The banks had a policy to reduce their vulnerability – securitisation. The policy has not worked. The theory of securitisation – packaging debt into marketable instruments and selling them to investors – was that it would enable society to take on a higher level of risk. That risk could be diversified by spreading it across a wide investor base. In practice, however, what has happened is more like contagion. Assets that cannot reliably be valued have been packaged with good assets; the package has then been misvalued by agencies whose job it is to assess credit-worthiness; and the financial instrument has then been sold on to unsuspecting investors.
The ructions on world financial markets may seem remote from the world of everyday commerce. But the impact may prove severe. Banks serve an essential purpose. They are the intermediary by which scarce capital can be allocated to productive uses, thereby making society richer. But now the banks have forfeited public trust by gambling with investors’ capital. Lehmans is the first bank to go under; it may well not be the last.
Perhaps this will prove a minor squall. The markets may absorb the collapse of Lehmans, rival banks may scoop up its old clients and, having learnt its lesson, the financial system may move on.
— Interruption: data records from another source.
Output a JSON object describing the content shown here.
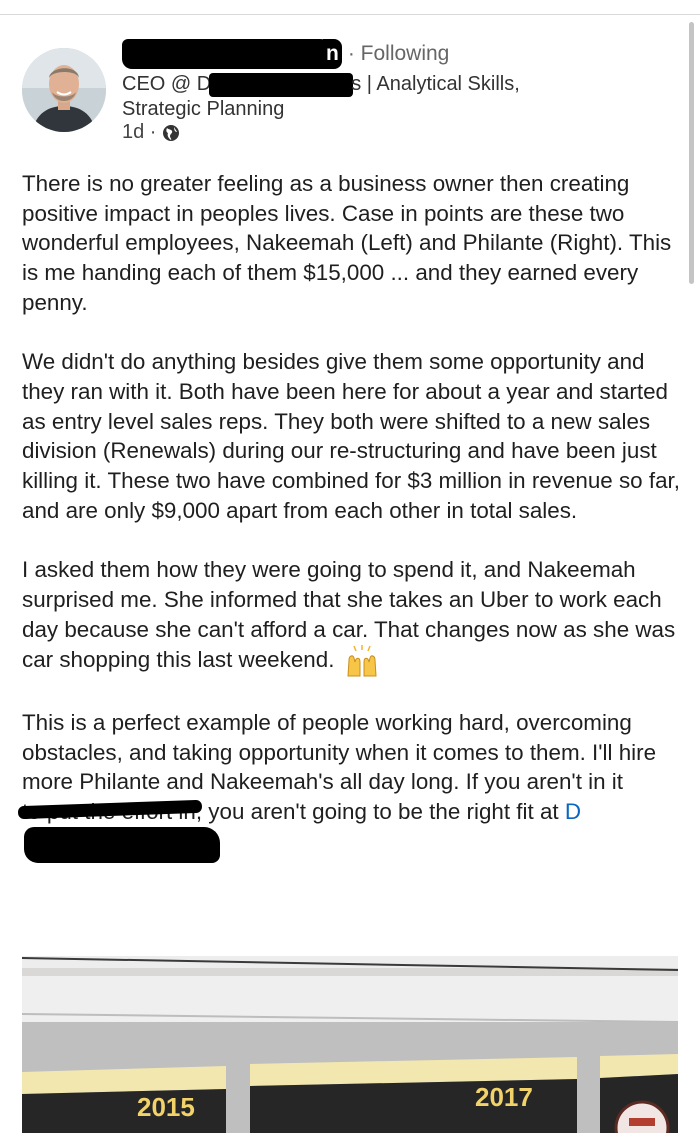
{
  "header": {
    "name_visible_tail": "n",
    "follow_status": "· Following",
    "headline_prefix": "CEO @ D",
    "headline_mid": "s | Analytical Skills,",
    "headline_line2": "Strategic Planning",
    "post_age": "1d ·",
    "visibility_icon": "globe-icon"
  },
  "post": {
    "paragraphs": [
      "There is no greater feeling as a business owner then creating positive impact in peoples lives. Case in points are these two wonderful employees, Nakeemah (Left) and Philante (Right). This is me handing each of them $15,000 ... and they earned every penny.",
      "We didn't do anything besides give them some opportunity and they ran with it. Both have been here for about a year and started as entry level sales reps. They both were shifted to a new sales division (Renewals) during our re-structuring and have been just killing it. These two have combined for $3 million in revenue so far, and are only $9,000 apart from each other in total sales.",
      "I asked them how they were going to spend it, and Nakeemah surprised me. She informed that she takes an Uber to work each day because she can't afford a car. That changes now as she was car shopping this last weekend."
    ],
    "emoji": "raising-hands-emoji",
    "last_paragraph_before": "This is a perfect example of people working hard, overcoming obstacles, and taking opportunity when it comes to them. I'll hire more Philante and Nakeemah's all day long. If you aren't in it ",
    "last_paragraph_struck": "to put the effort in",
    "last_paragraph_after": ", you aren't going to be the right fit at ",
    "company_link_start": "D"
  },
  "photo": {
    "banner_years": [
      "2015",
      "2017"
    ]
  }
}
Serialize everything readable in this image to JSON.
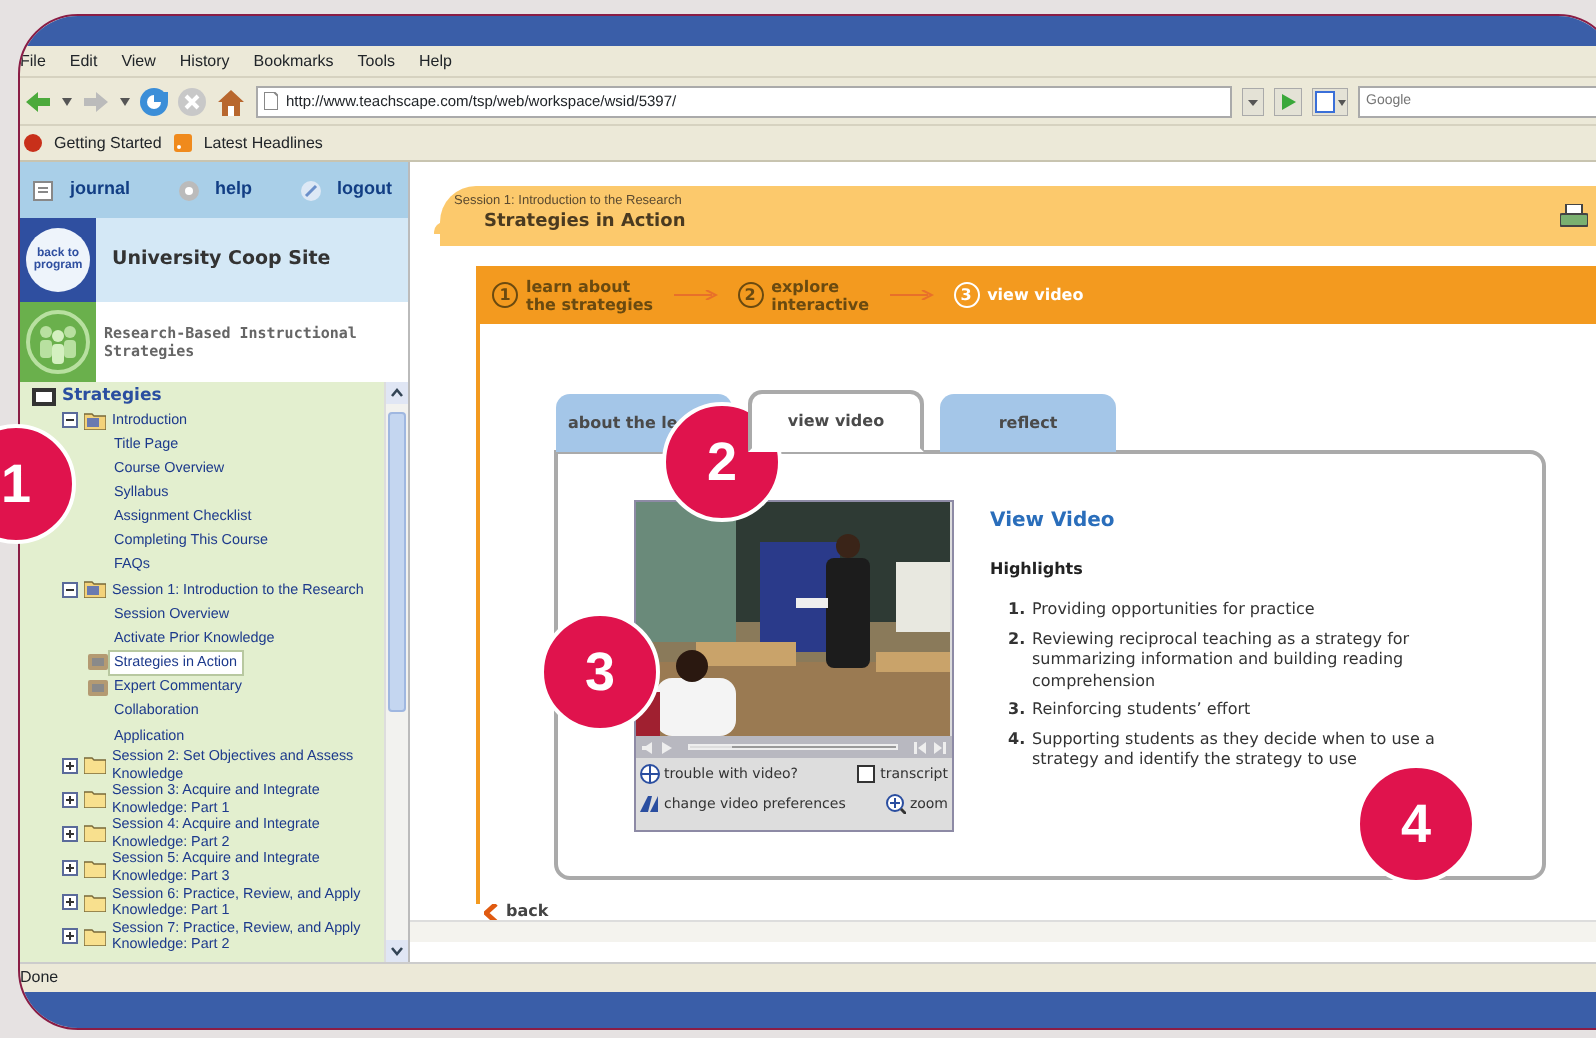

More likely, though, there will be a period of seizure. If the public loses confidence in the integrity of the financial system, the economy might seize up entirely. A mood of pessimism may lead every actor – consumers, bankers, borrowers, producers, investors – simply to wait to see what happens next. And while they are waiting, of course, what happens is that nothing happens.
What does all this mean for the rest of us? What happens next? The answer is opaque. Traders are uncertain about who is left exposed to Lehmans. Banking bosses are uncertain about what it means for the industry. Policymakers and regulators are left hoping for the best. And that is what is most frightening.